Future depends on ability to fight crime

Papua New Guinea, the largest of the economies within the island-Pacific in terms of population and gross domestic product, reaches the milestone of being 39 years since independence. For most individuals, reaching 39 years is signalled by the appearance of the first grey hairs and with it the signs of maturity. For me personally this was also the time when I realised that I could not keep pace with the football or the players on the field.

PNG is different, however. It remains young and vibrant that has much to look forward to still. Here I provide a glimpse of the past to paint a picture of the unfolding present. Papua New Guinea is a nation with considerable promise and much potential. The challenge for its leaders and policymakers is to realise the potential of this young and vibrant democracy. The past Papua New Guinea has had a difficult past. Independence from Australia was attained in 1975. Some then argued that nationhood was handed to PNG too early.

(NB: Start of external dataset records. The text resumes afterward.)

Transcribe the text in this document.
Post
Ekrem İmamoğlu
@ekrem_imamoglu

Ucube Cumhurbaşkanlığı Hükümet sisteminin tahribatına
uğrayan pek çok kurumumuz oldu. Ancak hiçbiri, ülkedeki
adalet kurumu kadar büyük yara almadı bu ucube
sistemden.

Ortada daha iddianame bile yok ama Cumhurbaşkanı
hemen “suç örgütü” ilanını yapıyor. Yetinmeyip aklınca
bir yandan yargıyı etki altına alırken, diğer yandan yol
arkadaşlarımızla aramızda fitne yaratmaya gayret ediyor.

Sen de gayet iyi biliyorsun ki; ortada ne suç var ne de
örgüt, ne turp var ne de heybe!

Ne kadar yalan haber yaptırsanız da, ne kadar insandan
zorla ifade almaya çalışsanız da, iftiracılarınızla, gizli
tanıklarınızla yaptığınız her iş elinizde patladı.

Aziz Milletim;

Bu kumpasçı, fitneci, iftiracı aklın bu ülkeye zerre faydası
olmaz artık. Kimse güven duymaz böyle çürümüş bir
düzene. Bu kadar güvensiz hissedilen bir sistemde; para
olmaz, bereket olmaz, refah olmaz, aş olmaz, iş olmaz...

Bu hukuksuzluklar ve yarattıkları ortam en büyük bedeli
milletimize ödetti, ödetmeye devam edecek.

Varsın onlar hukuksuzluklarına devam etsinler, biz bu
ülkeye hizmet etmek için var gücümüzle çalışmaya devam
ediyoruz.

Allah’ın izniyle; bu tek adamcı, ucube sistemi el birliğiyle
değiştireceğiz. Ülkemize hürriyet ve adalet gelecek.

A few continue to lament that Australia let go of its lone colony too early, and without having prepared the nation for the challenges of the future. One informed intellectual who was involved in the transition to independence told me that Australia hardly had a choice but to offer its colony independence. There was a move within PNG for independence. And Canberra decided to offer independence on good terms with the leaders in Port Moresby rather than be pushed out. This, with the benefit of hindsight, was wise.

Australia and PNG have remained on close terms and both have come to assist one another in need. PNG remains one of the largest recipients of foreign aid from Australia and is home to large foreign direct investments. Many in PNG are passionate about the Australian Rugby League (ARL) to the extent that the battle between the Blues from New South Wales and the Maroons from Queensland attracts crowds larger than those I see in Canberra.